Адвокату не давало покоя, что допрос принял слишком личный оборот. Судья могла прямо показать, что враждебно настроена по отношению к Кэти? Кому понравится, когда убийцы — из одного с нами мира, и что еще хуже, одного пола: выставляя себя на показ, они выставляют наши скрытые раны. С женщинами адвокат всегда опасался такого рода столкновений, как будто они в один прекрасный момент обязательно начнут копаться в застарелой личной обиде, не доведенное до конца дело с матерью, сестрами, дочерьми. Что в Кэти такого, что так выводило из себя судью? Почему она так презирала эту обычную женщину с порядочной судьбой? «Если бы еще из-за любовника, я бы поняла, — бросила она в порыве, — но из-за мужа…». Что такого могла она ей противопоставить из своей собственной судьбы в потоке зла, с которым они все боролись, адвокаты, судья, психиатры, в лавине лжи, несчастья, мнимых страхов? Чтобы подняться в глазах судьи, нужно отказаться от брака по плану и жизни по распорядку, и посвятить себя правому делу, как певцы, которые выходят на сцену только во имя борьбы со СПИДом, голодом, войной? Что такого сделала эта женщина, стремясь спрятаться от мирового зла?

— Вы действительно не читаете, не слушаете музыку? — продолжала судья.

Кэти сторонилась музыки, равно как и других источников эмоций. Она бы не хотела испытать боль, разочарование ради чего-то не существующего. Она считает, что вызывать чувства впустую не хорошо потому, что нечем будет защититься в момент реального несчастья. Она не хочет ни развлекаться, ни веселиться. Стремится заниматься только конструктивными делами, которые придают сил — теряется, ищет в глазах судьи помощь, которой нет, — спорт, например, — она считает, что спорт — занятие, основанное на консенсусе, или природа — природа — это хорошо, с этим никто не поспорит, даже судья. Или…

Адвокат попросил, чтобы допрос был завершен, тем более что таковым давно уже не являлся. Все с самого начала плохо сложилось для Кэти, нужно было срочно что-то предпринять. В коридоре он подождал, пока судья выйдет из кабинета и пошел за ней. Чересчур короткое платье и высокие каблуки. Он поймал себя на мысли, что она одевается, как в двадцать лет, как тогда, когда он поцеловал ее в кустах роз рядом с юрфаком, где он целовался со всеми однокурсницами на память.

Она ничего такая была, симпатичная брюнетка, но слишком предсказуема, боролась за правое дело, каковых было много в газетных статьях. Она также пользовалась репутацией высококультурной барышни, что отбило всякое желание пойти дальше. Она рассказывала ему тогда со слезами на глазах, как ходила на оперу «Травиата», и что у певицы был такой хрупкий голос, из-за чего смерть ее героини с самого начала была неминуемой. Она была не в его вкусе, но он знал, как такие устроены, потому что они были все одинаковые. «Cosi fan tutti!» — «Так поступают все!».

Он догнал ее будто случайно в лифте. Они спустили вместе на подземный паркинг.

— Есть люди, — сказал он ей, — которым не ведомы страсти трагедии, это — мишень для правосудия. Они барахтаются, оправдываются, врут, приспосабливаются. Все не могут быть героями, которые сражаются с мировым злом, музыкантами, которые способны проникнуть в глубь зла, судьями, адвокатами, врачами, которым удается исправить зло. Все не могут быть монашками, святыми отцами, солдатами, которые приносят себя в жертву мировому злу.

Он почувствовал, что она раздражена и не сдастся.

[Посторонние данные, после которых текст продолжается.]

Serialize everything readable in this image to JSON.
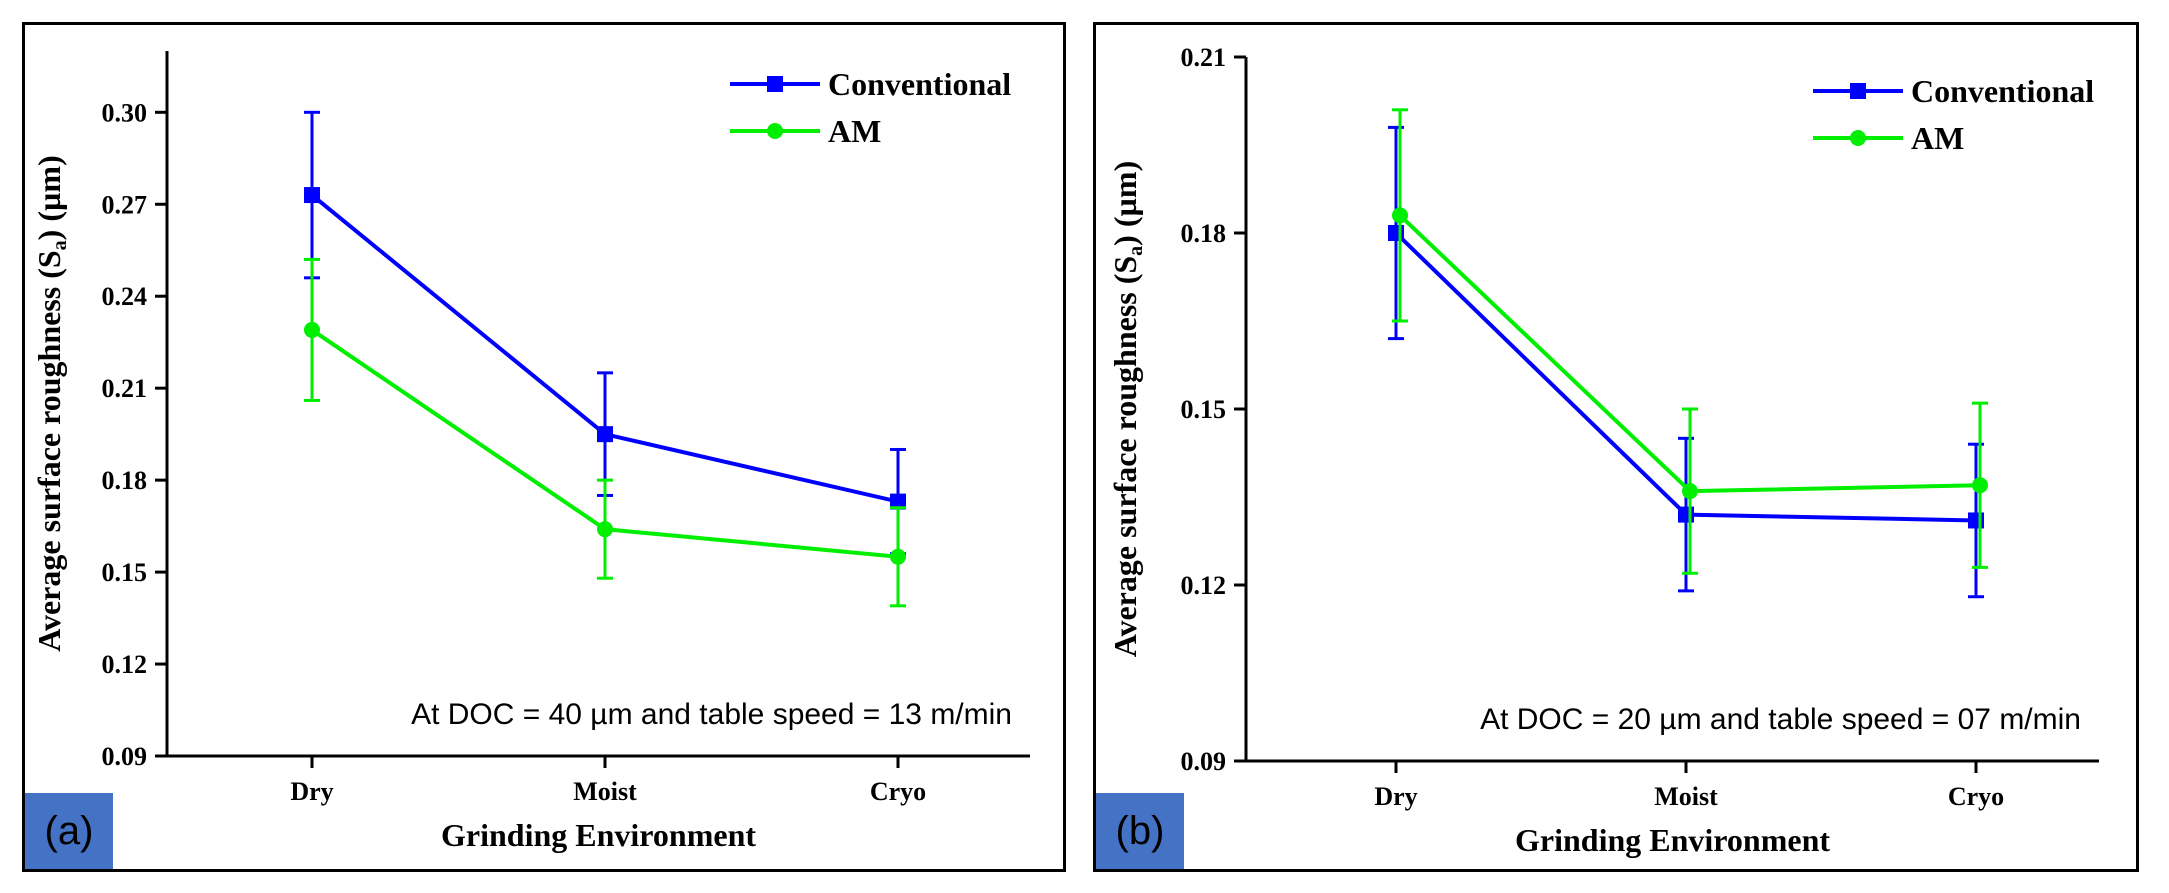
{
  "chart_data": [
    {
      "type": "line",
      "panel_label": "(a)",
      "categories": [
        "Dry",
        "Moist",
        "Cryo"
      ],
      "xlabel": "Grinding Environment",
      "ylabel_main": "Average surface roughness (S",
      "ylabel_sub": "a",
      "ylabel_end": ") (µm)",
      "ylim": [
        0.09,
        0.32
      ],
      "yticks": [
        0.09,
        0.12,
        0.15,
        0.18,
        0.21,
        0.24,
        0.27,
        0.3
      ],
      "ytick_labels": [
        "0.09",
        "0.12",
        "0.15",
        "0.18",
        "0.21",
        "0.24",
        "0.27",
        "0.30"
      ],
      "annotation": "At DOC = 40 µm and table speed = 13 m/min",
      "legend_position": "top-right",
      "series": [
        {
          "name": "Conventional",
          "marker": "square",
          "color": "#0000ff",
          "values": [
            0.273,
            0.195,
            0.173
          ],
          "errors": [
            0.027,
            0.02,
            0.017
          ]
        },
        {
          "name": "AM",
          "marker": "circle",
          "color": "#00ee00",
          "values": [
            0.229,
            0.164,
            0.155
          ],
          "errors": [
            0.023,
            0.016,
            0.016
          ]
        }
      ]
    },
    {
      "type": "line",
      "panel_label": "(b)",
      "categories": [
        "Dry",
        "Moist",
        "Cryo"
      ],
      "xlabel": "Grinding Environment",
      "ylabel_main": "Average surface roughness (S",
      "ylabel_sub": "a",
      "ylabel_end": ") (µm)",
      "ylim": [
        0.09,
        0.21
      ],
      "yticks": [
        0.09,
        0.12,
        0.15,
        0.18,
        0.21
      ],
      "ytick_labels": [
        "0.09",
        "0.12",
        "0.15",
        "0.18",
        "0.21"
      ],
      "annotation": "At DOC = 20 µm and table speed = 07 m/min",
      "legend_position": "top-right",
      "series": [
        {
          "name": "Conventional",
          "marker": "square",
          "color": "#0000ff",
          "values": [
            0.18,
            0.132,
            0.131
          ],
          "errors": [
            0.018,
            0.013,
            0.013
          ]
        },
        {
          "name": "AM",
          "marker": "circle",
          "color": "#00ee00",
          "values": [
            0.183,
            0.136,
            0.137
          ],
          "errors": [
            0.018,
            0.014,
            0.014
          ]
        }
      ]
    }
  ]
}
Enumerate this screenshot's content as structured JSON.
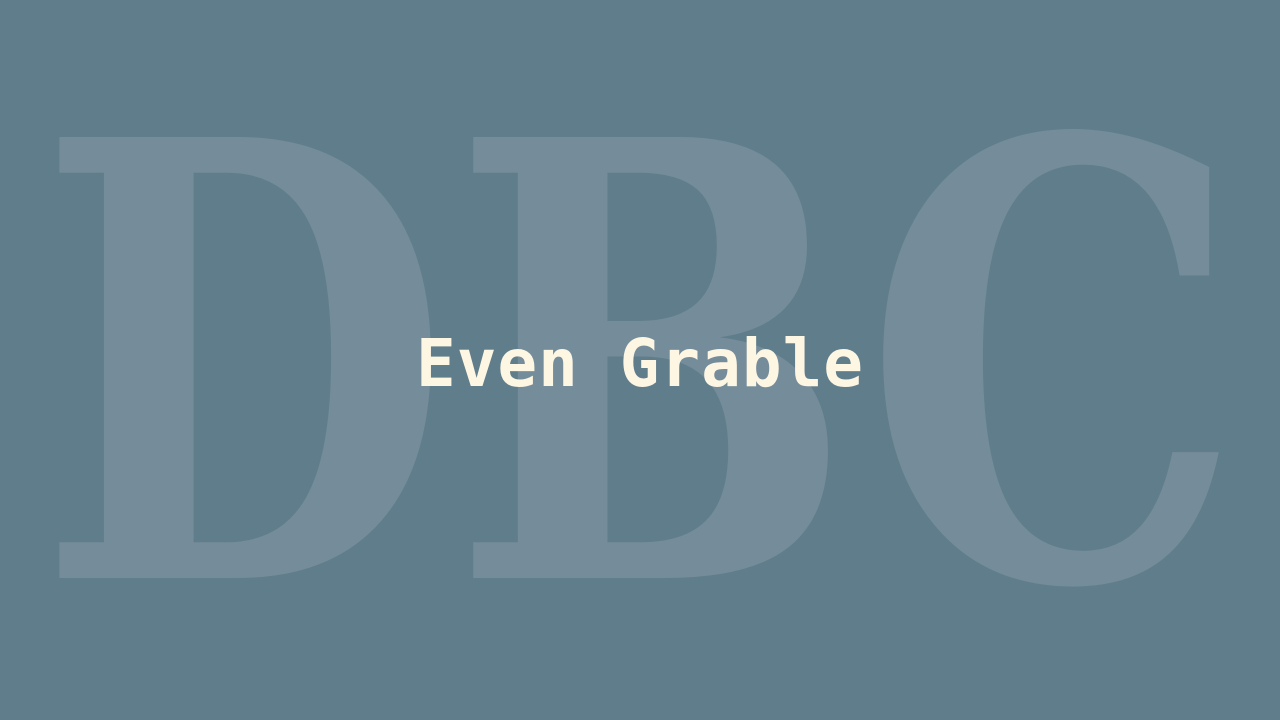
{
  "background": {
    "color": "#607d8b",
    "watermark": {
      "text": "DBC",
      "color": "#758c9a"
    }
  },
  "title": {
    "text": "Even Grable",
    "color": "#fdf6e3"
  }
}
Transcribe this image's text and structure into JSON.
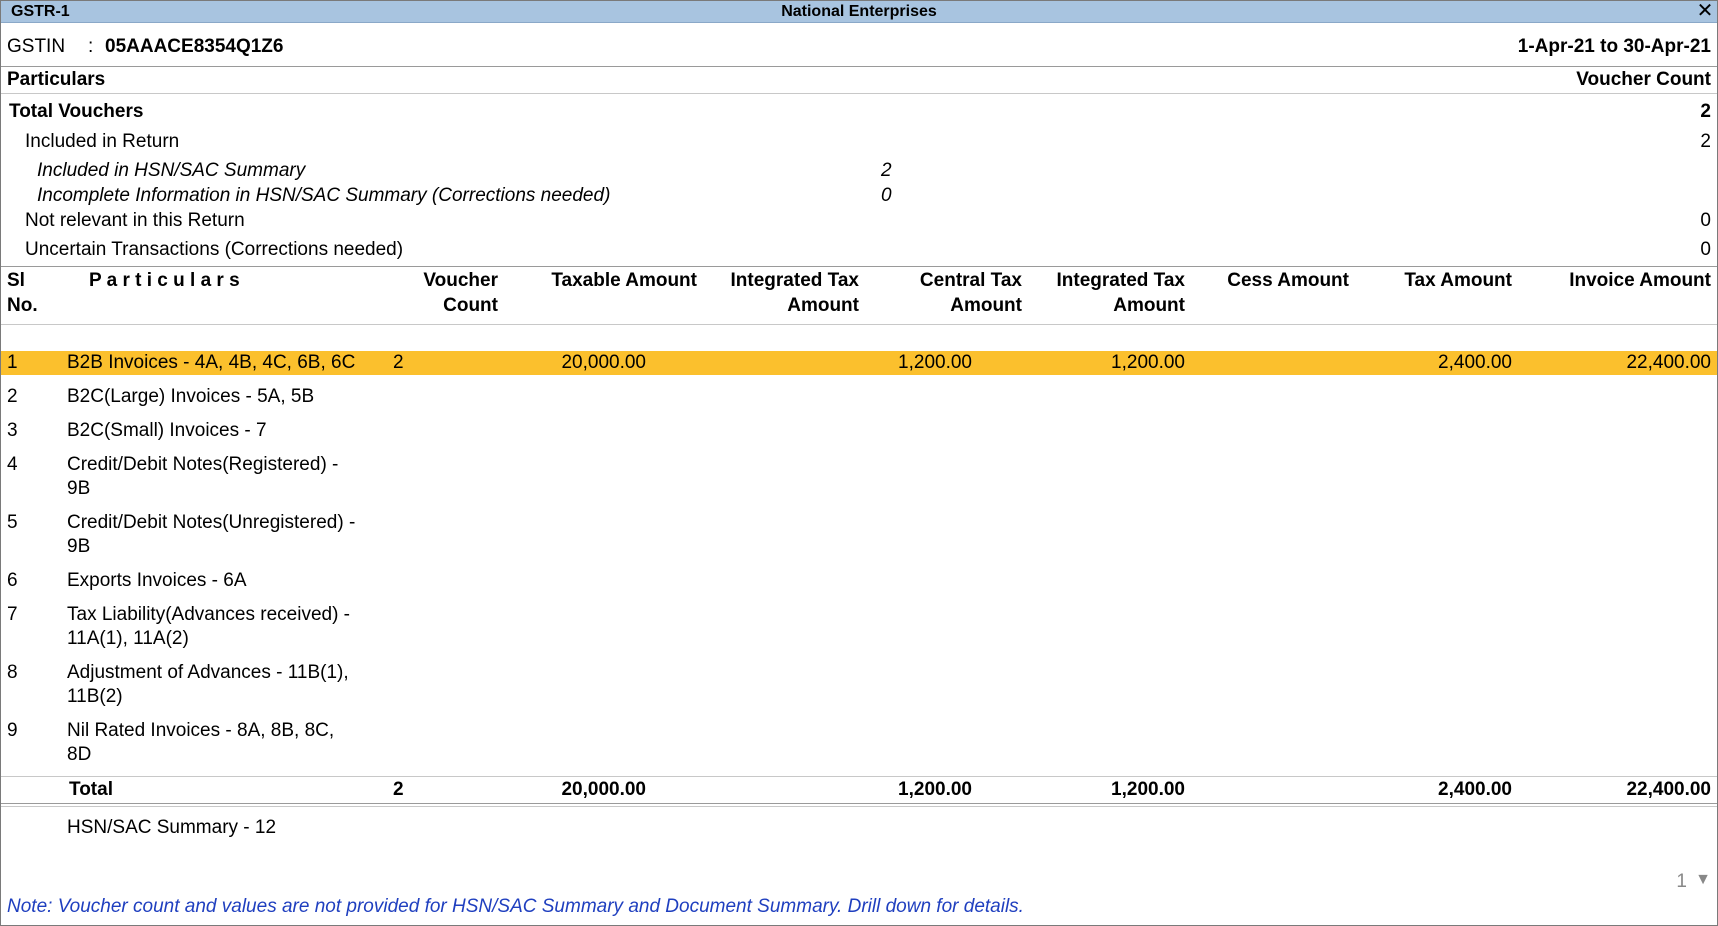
{
  "titlebar": {
    "report_name": "GSTR-1",
    "company_name": "National Enterprises",
    "close_icon": "✕"
  },
  "header": {
    "gstin_label": "GSTIN",
    "gstin_sep": ":",
    "gstin_value": "05AAACE8354Q1Z6",
    "period": "1-Apr-21 to 30-Apr-21"
  },
  "summary": {
    "particulars_header": "Particulars",
    "voucher_count_header": "Voucher Count",
    "total_vouchers_label": "Total Vouchers",
    "total_vouchers_value": "2",
    "included_label": "Included in Return",
    "included_value": "2",
    "hsn_included_label": "Included in HSN/SAC Summary",
    "hsn_included_value": "2",
    "hsn_incomplete_label": "Incomplete Information in HSN/SAC Summary (Corrections needed)",
    "hsn_incomplete_value": "0",
    "not_relevant_label": "Not relevant in this Return",
    "not_relevant_value": "0",
    "uncertain_label": "Uncertain Transactions (Corrections needed)",
    "uncertain_value": "0"
  },
  "table": {
    "columns": {
      "sl_no_1": "Sl",
      "sl_no_2": "No.",
      "particulars": "P a r t i c u l a r s",
      "voucher_count_1": "Voucher",
      "voucher_count_2": "Count",
      "taxable_amount": "Taxable Amount",
      "integrated_tax_1": "Integrated Tax",
      "integrated_tax_2": "Amount",
      "central_tax_1": "Central Tax",
      "central_tax_2": "Amount",
      "state_tax_1": "Integrated Tax",
      "state_tax_2": "Amount",
      "cess_amount": "Cess Amount",
      "tax_amount": "Tax Amount",
      "invoice_amount": "Invoice Amount"
    },
    "rows": [
      {
        "sl": "1",
        "line1": "B2B Invoices - 4A, 4B, 4C, 6B, 6C",
        "line2": "",
        "voucher_count": "2",
        "taxable": "20,000.00",
        "integrated": "",
        "central": "1,200.00",
        "state": "1,200.00",
        "cess": "",
        "tax": "2,400.00",
        "invoice": "22,400.00"
      },
      {
        "sl": "2",
        "line1": "B2C(Large) Invoices - 5A, 5B",
        "line2": ""
      },
      {
        "sl": "3",
        "line1": "B2C(Small) Invoices - 7",
        "line2": ""
      },
      {
        "sl": "4",
        "line1": "Credit/Debit Notes(Registered) -",
        "line2": "9B"
      },
      {
        "sl": "5",
        "line1": "Credit/Debit Notes(Unregistered) -",
        "line2": "9B"
      },
      {
        "sl": "6",
        "line1": "Exports Invoices - 6A",
        "line2": ""
      },
      {
        "sl": "7",
        "line1": "Tax Liability(Advances received) -",
        "line2": "11A(1), 11A(2)"
      },
      {
        "sl": "8",
        "line1": "Adjustment of Advances - 11B(1),",
        "line2": "11B(2)"
      },
      {
        "sl": "9",
        "line1": "Nil Rated Invoices - 8A, 8B, 8C,",
        "line2": "8D"
      }
    ],
    "total": {
      "label": "Total",
      "voucher_count": "2",
      "taxable": "20,000.00",
      "central": "1,200.00",
      "state": "1,200.00",
      "tax": "2,400.00",
      "invoice": "22,400.00"
    },
    "hsn_summary_label": "HSN/SAC Summary - 12"
  },
  "footer": {
    "page_number": "1",
    "scroll_icon": "▼",
    "note": "Note: Voucher count and values are not provided for HSN/SAC Summary and Document Summary. Drill down for details."
  },
  "colors": {
    "titlebar_bg": "#a8c4e0",
    "selected_row": "#fbc02d",
    "note_text": "#1f3fbf"
  }
}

— Эта женщина — животное, — сказала она, наконец. — Такая чистая внешность, вся жизнь по распорядку, а за всем этим — коварный ум, который придумывает, организует, приводит в исполнение ужасающие вещи.

Они стояли на большой парковке дворца правосудия, он навсегда запомнит, на 4 уровне, стены синего цвета. Желтый глухой свет ламп и фоновая музыка вырвали их из реальности. Он чувствовал, что она искренне тронута, и, возможно, готова в порыве благородных чувств спасти обоих подсудимых. Поставить Джеффа и Кэти, и даже скорее Джеффа, чем Кэти, в один ряд с бедными афганскими детьми и чеченскими вдовами. Он представлял, как дрожит она от обиды за чеченских женщин, плачет над судьбой Травиаты, или наоборот, тронута Травиатой, и рыдает над судьбой чеченских вдов, все, явно, перепуталось в потоке сочувствия — единственной форме выражения ее чувств.

Он вдруг подумал: «Прения состоятся здесь, на проходе среди машин, под табличкой „ВЫХОД“».

Он схватил ее за плечи, приблизив к себе, но при этом сохраняя дистанцию. Обращаясь к благородной и сочувствующей девушке, вел разговор он все-таки с судьей. Со стороны могло показаться, что он собирается ее поцеловать…

— … Эти герои из реальной жизни, оказавшиеся заложниками громадного, слишком жестокого для них мира, подобно телу, приводимому в движение необъяснимым потоком сознания, не поддающимся контролю, эти судьбы в приступе эпилепсии, они вас не задевают?

Она дернула плечом и освободилась от его рук. Девушке, похоже, достались на память не лучшие впечатления о красавчике-студенте с юрфака, и судья брала ситуацию в свои руки. Она повернулась к машине, которую открыла решительным жестом с помощью электронного ключа. Будто прицелилась и стреляла с вытянутой руки. Лампочки в машине загорелись, раздался характерный звук. Судья сказала:

— Нет, меня они не трогают.

— А вот я, — ответил адвокат, — складываю оружие перед ними. Я готов встать на колени и молить о прощении.

— Оставьте ваши благородные порывы для прений, господин адвокат, вам они еще пригодятся, — сказала она, открыв дверь.

Благородные порывы… «Они не мои, они ее», — пробурчал он и, глядя, как сгибаются ее колени на водительском сидении, подумал, что у нее никогда не были красивыми ноги, вот в чем ее трагедия.

Загрузка...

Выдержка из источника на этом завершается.